Geol was optimistic that eSys will be able to bring down the prices further
if Pramod Mahajan, Union Minister for IT and Telecom, stands true to his
statement of waiving off the appropriate taxes for a sub-Rs 10,000 PC.
Richard Brown, Director (Marketing), VIA Technologies Inc, was very happy
about this launch. "We have been engrossed in the clock wars of GHz
technologies but no one ever pondered about the real requirements of an average
user. This is a perfect start-up PC for an average user."
Talking about the conventional PC channel, he said that margins have been
set-up higher than the conventional assembling business. eSys has also launched
kits for these PCs in the market. "I am sure an assembler will be able to
make at least four to five percent margin on this product," hoped Goel.
With an aim of positioning this product as a mass-market product, Goel is
talking of a paradigm shift in the PC buying pattern in this country. With no
players in market matching these price points, eSys is resilient about the
market size growth and is aiming to sell at least 10,000 PCs per month in the
JFM 2003 quarter.
Ranjan Chopra, CEO, Team Computers: This is such a welcome move. In fact, we
have been using PCs like these in my office and they are perfectly functional.
They are value for money propositions. It will definitely be a mass market
product. Linux is one of the robust operating systems and one can use it at home
also at ease. In fact, these days there are indigenous softwares office suits
which have low price points and they can be used easily on Linux OS. I feel
smaller assemblers should also sell these PCs. Government per me might do some
buying but major buying will be from the educational institutes and home segment.

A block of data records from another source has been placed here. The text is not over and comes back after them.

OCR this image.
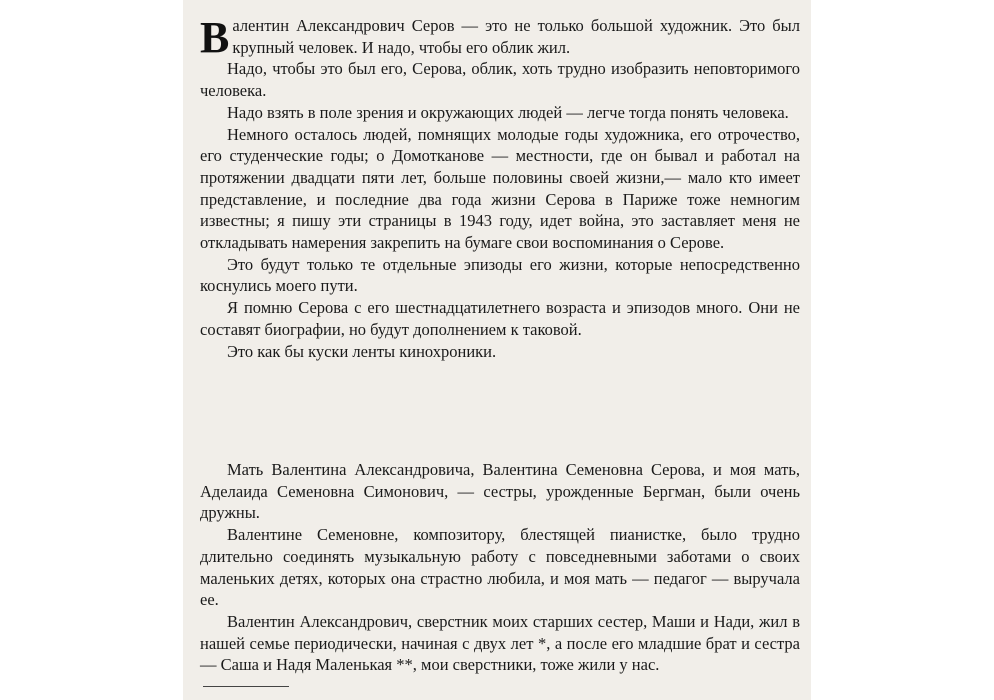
Валентин Александрович Серов — это не только большой художник. Это был крупный человек. И надо, чтобы его облик жил.

Надо, чтобы это был его, Серова, облик, хоть трудно изобразить неповторимого человека.

Надо взять в поле зрения и окружающих людей — легче тогда понять человека.

Немного осталось людей, помнящих молодые годы художника, его отрочество, его студенческие годы; о Домотканове — местности, где он бывал и работал на протяжении двадцати пяти лет, больше половины своей жизни,— мало кто имеет представление, и последние два года жизни Серова в Париже тоже немногим известны; я пишу эти страницы в 1943 году, идет война, это заставляет меня не откладывать намерения закрепить на бумаге свои воспоминания о Серове.

Это будут только те отдельные эпизоды его жизни, которые непосредственно коснулись моего пути.

Я помню Серова с его шестнадцатилетнего возраста и эпизодов много. Они не составят биографии, но будут дополнением к таковой.

Это как бы куски ленты кинохроники.

Мать Валентина Александровича, Валентина Семеновна Серова, и моя мать, Аделаида Семеновна Симонович, — сестры, урожденные Бергман, были очень дружны.

Валентине Семеновне, композитору, блестящей пианистке, было трудно длительно соединять музыкальную работу с повседневными заботами о своих маленьких детях, которых она страстно любила, и моя мать — педагог — выручала ее.

Валентин Александрович, сверстник моих старших сестер, Маши и Нади, жил в нашей семье периодически, начиная с двух лет *, а после его младшие брат и сестра — Саша и Надя Маленькая **, мои сверстники, тоже жили у нас.
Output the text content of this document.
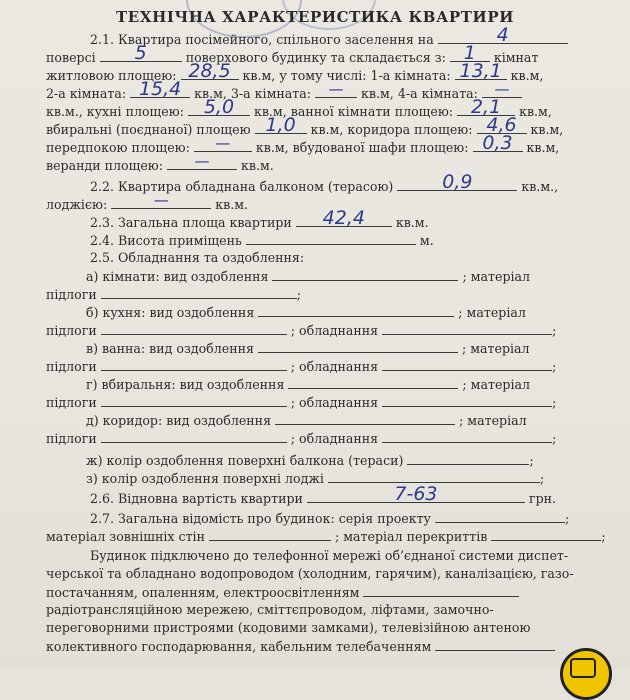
ТЕХНІЧНА ХАРАКТЕРИСТИКА КВАРТИРИ
2.1. Квартира посімейного, спільного заселення на	4
поверсі	5	поверхового будинку та складається з: 1	кімнат
житловою площею: 28,5 кв.м, у тому числі: 1-а кімната: 13,1 кв.м,
2-а кімната: 15,4	кв.м, 3-а кімната:	—	кв.м, 4-а кімната:	—
кв.м., кухні площею:	5,0	кв.м, ванної кімнати площею: 2,1	кв.м,
вбиральні (поєднаної) площею 1,0	кв.м, коридора площею: 4,6	кв.м,
передпокою площею:	—	кв.м, вбудованої шафи площею: 0,3	кв.м,
веранди площею:	—	кв.м.
2.2. Квартира обладнана балконом (терасою)	0,9	кв.м.,
лоджією:	—	кв.м.
2.3. Загальна площа квартири	42,4	кв.м.
2.4. Висота приміщень	м.
2.5. Обладнання та оздоблення:
а) кімнати: вид оздоблення	; матеріал
підлоги	;
б) кухня: вид оздоблення	; матеріал
підлоги	; обладнання	;
в) ванна: вид оздоблення	; матеріал
підлоги	; обладнання	;
г) вбиральня: вид оздоблення	; матеріал
підлоги	; обладнання	;
д) коридор: вид оздоблення	; матеріал
підлоги	; обладнання	;
ж) колір оздоблення поверхні балкона (тераси)	;
з) колір оздоблення поверхні лоджі	;
2.6. Відновна вартість квартири	7-63	грн.
2.7. Загальна відомість про будинок: серія проекту	;
матеріал зовнішніх стін	; матеріал перекриттів	;
Будинок підключено до телефонної мережі об’єднаної системи диспет-
черської та обладнано водопроводом (холодним, гарячим), каналізацією, газо-
постачанням, опаленням, електроосвітленням
радіотрансляційною мережею, сміттєпроводом, ліфтами, замочно-
переговорними пристроями (кодовими замками), телевізійною антеною
колективного господарювання, кабельним телебаченням
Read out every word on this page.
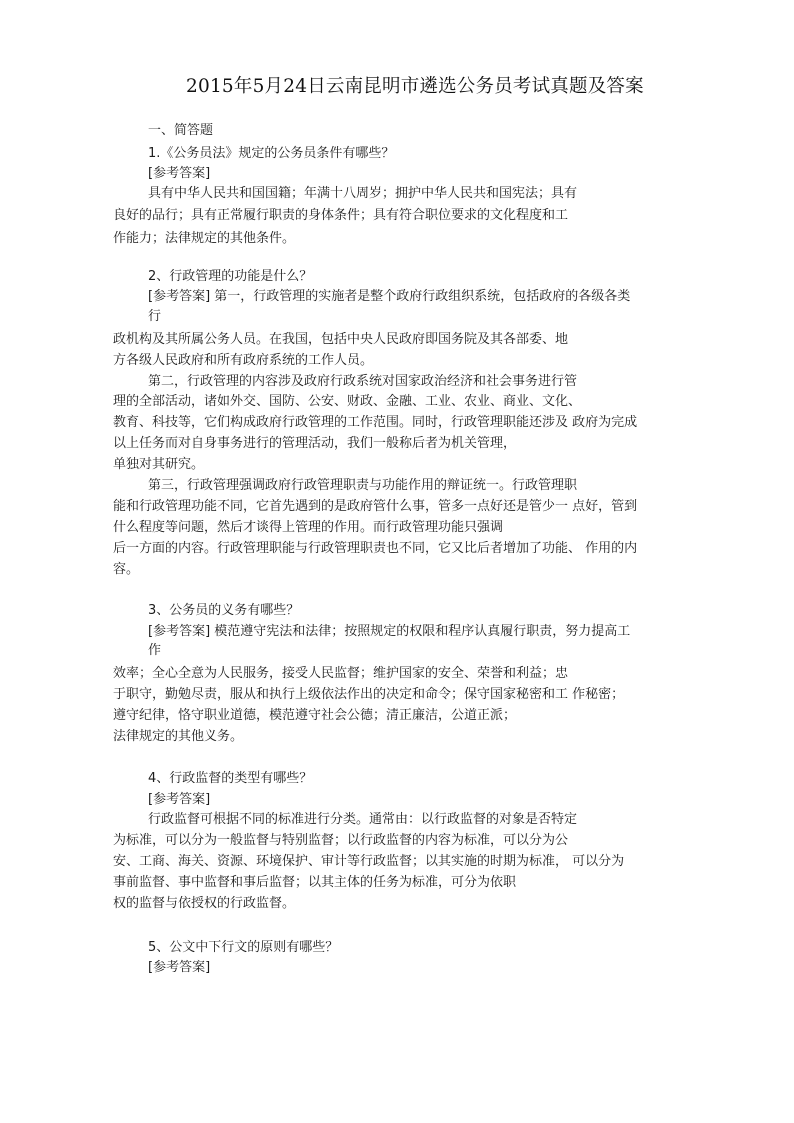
2015年5月24日云南昆明市遴选公务员考试真题及答案
一、简答题
1.《公务员法》规定的公务员条件有哪些？
[参考答案]
具有中华人民共和国国籍；年满十八周岁；拥护中华人民共和国宪法；具有
良好的品行；具有正常履行职责的身体条件；具有符合职位要求的文化程度和工
作能力；法律规定的其他条件。
2、行政管理的功能是什么？
[参考答案] 第一，行政管理的实施者是整个政府行政组织系统，包括政府的各级各类
行
政机构及其所属公务人员。在我国，包括中央人民政府即国务院及其各部委、地
方各级人民政府和所有政府系统的工作人员。
第二，行政管理的内容涉及政府行政系统对国家政治经济和社会事务进行管
理的全部活动，诸如外交、国防、公安、财政、金融、工业、农业、商业、文化、
教育、科技等，它们构成政府行政管理的工作范围。同时，行政管理职能还涉及 政府为完成
以上任务而对自身事务进行的管理活动，我们一般称后者为机关管理，
单独对其研究。
第三，行政管理强调政府行政管理职责与功能作用的辩证统一。行政管理职
能和行政管理功能不同，它首先遇到的是政府管什么事，管多一点好还是管少一 点好，管到
什么程度等问题，然后才谈得上管理的作用。而行政管理功能只强调
后一方面的内容。行政管理职能与行政管理职责也不同，它又比后者增加了功能、 作用的内
容。
3、公务员的义务有哪些？
[参考答案] 模范遵守宪法和法律；按照规定的权限和程序认真履行职责，努力提高工
作
效率；全心全意为人民服务，接受人民监督；维护国家的安全、荣誉和利益；忠
于职守，勤勉尽责，服从和执行上级依法作出的决定和命令；保守国家秘密和工 作秘密；
遵守纪律，恪守职业道德，模范遵守社会公德；清正廉洁，公道正派；
法律规定的其他义务。
4、行政监督的类型有哪些？
[参考答案]
行政监督可根据不同的标准进行分类。通常由：以行政监督的对象是否特定
为标准，可以分为一般监督与特别监督；以行政监督的内容为标准，可以分为公
安、工商、海关、资源、环境保护、审计等行政监督；以其实施的时期为标准， 可以分为
事前监督、事中监督和事后监督；以其主体的任务为标准，可分为依职
权的监督与依授权的行政监督。
5、公文中下行文的原则有哪些？
[参考答案]
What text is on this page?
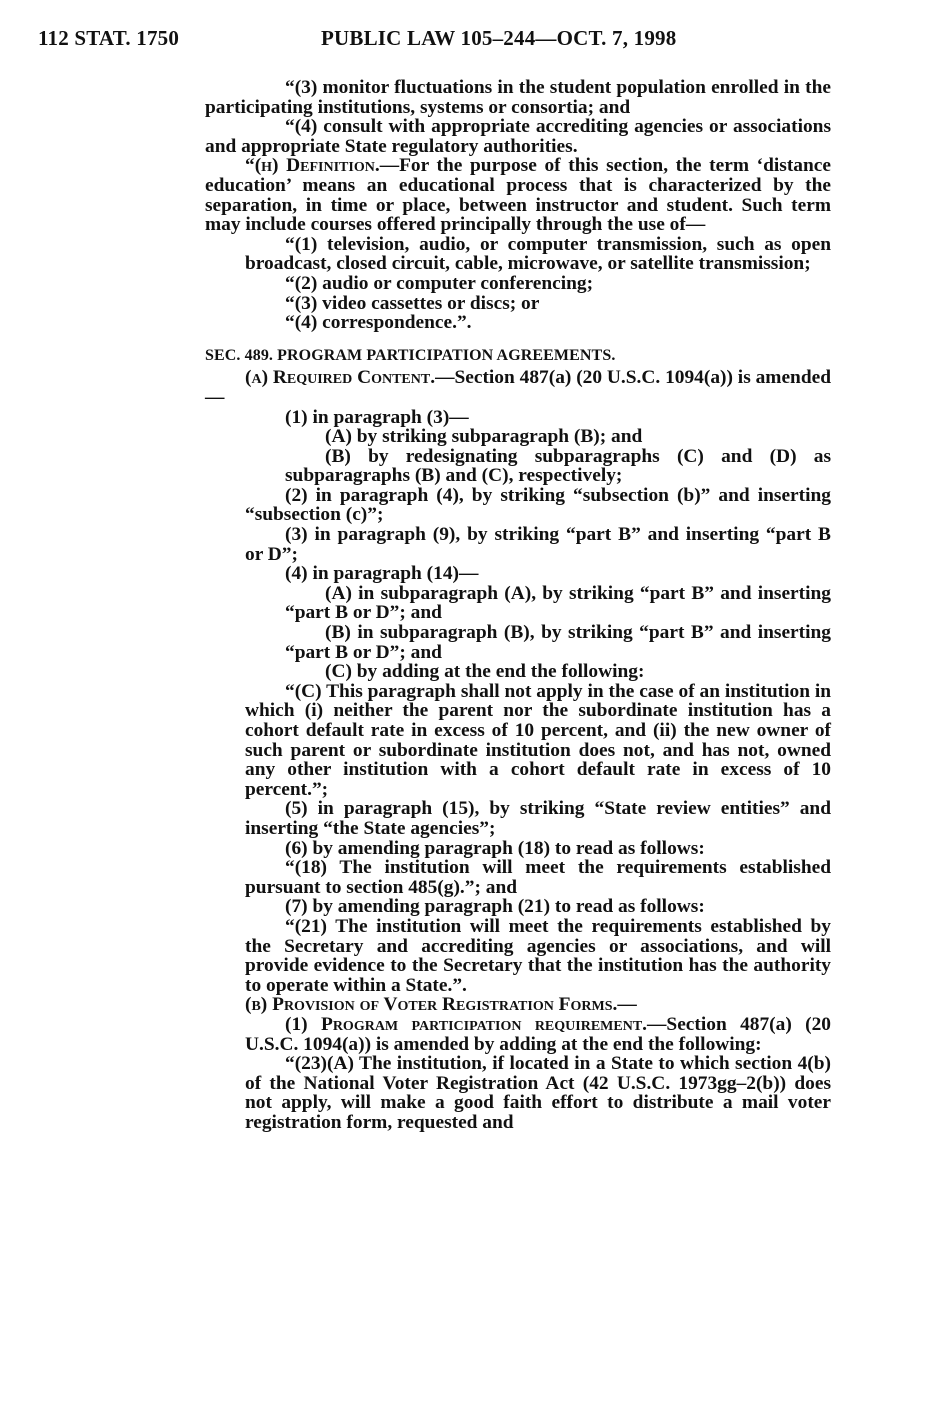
112 STAT. 1750	PUBLIC LAW 105–244—OCT. 7, 1998

“(3) monitor fluctuations in the student population enrolled in the participating institutions, systems or consortia; and

“(4) consult with appropriate accrediting agencies or associations and appropriate State regulatory authorities.

“(h) Definition.—For the purpose of this section, the term ‘distance education’ means an educational process that is characterized by the separation, in time or place, between instructor and student. Such term may include courses offered principally through the use of—

“(1) television, audio, or computer transmission, such as open broadcast, closed circuit, cable, microwave, or satellite transmission;

“(2) audio or computer conferencing;

“(3) video cassettes or discs; or

“(4) correspondence.”.

SEC. 489. PROGRAM PARTICIPATION AGREEMENTS.

(a) Required Content.—Section 487(a) (20 U.S.C. 1094(a)) is amended—

(1) in paragraph (3)—

(A) by striking subparagraph (B); and

(B) by redesignating subparagraphs (C) and (D) as subparagraphs (B) and (C), respectively;

(2) in paragraph (4), by striking “subsection (b)” and inserting “subsection (c)”;

(3) in paragraph (9), by striking “part B” and inserting “part B or D”;

(4) in paragraph (14)—

(A) in subparagraph (A), by striking “part B” and inserting “part B or D”; and

(B) in subparagraph (B), by striking “part B” and inserting “part B or D”; and

(C) by adding at the end the following:

“(C) This paragraph shall not apply in the case of an institution in which (i) neither the parent nor the subordinate institution has a cohort default rate in excess of 10 percent, and (ii) the new owner of such parent or subordinate institution does not, and has not, owned any other institution with a cohort default rate in excess of 10 percent.”;

(5) in paragraph (15), by striking “State review entities” and inserting “the State agencies”;

(6) by amending paragraph (18) to read as follows:

“(18) The institution will meet the requirements established pursuant to section 485(g).”; and

(7) by amending paragraph (21) to read as follows:

“(21) The institution will meet the requirements established by the Secretary and accrediting agencies or associations, and will provide evidence to the Secretary that the institution has the authority to operate within a State.”.

(b) Provision of Voter Registration Forms.—

(1) Program participation requirement.—Section 487(a) (20 U.S.C. 1094(a)) is amended by adding at the end the following:

“(23)(A) The institution, if located in a State to which section 4(b) of the National Voter Registration Act (42 U.S.C. 1973gg–2(b)) does not apply, will make a good faith effort to distribute a mail voter registration form, requested and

Manoj Gupta, Director, Fortune Marketing: We have been associated with eSys
for a long time now and this product will be a success. Especially in a price
sensitive market like India this will be a hot product to be sold. We would also
like to explore possibilities of selling this product if it picks up well
Gurjeet Singh, Head (Marketing), OA Compserve: Technically VIA is a good
product and such a configuration is surely possible. As a matter of fact various
assemblers have been offering these kinds of configurations but just that they
have not been able to make so much of noise about it. This can be one of the
best offerings in the PC market for the basic education segment. Home segment
will also get a leverage from this PC. It might not be able to pick up any share
in the conventional corporate or government but surely SOHO and home segment
will be big. I am very optimistic about this PC increasing the total market size
Saket Kapoor, MD, Computer Vision: This kind of product will be nothing but a
fad and it cannot survive. I feel that PC is an integrated product, which
requires personal support, which I doubt if eSys will be able to give. This
surely is a high-risk proposition for any system assembler or integrator. Linux
has not been accepted in the home segment. In fact, very few people would have
been able to work in a Linux operated environment.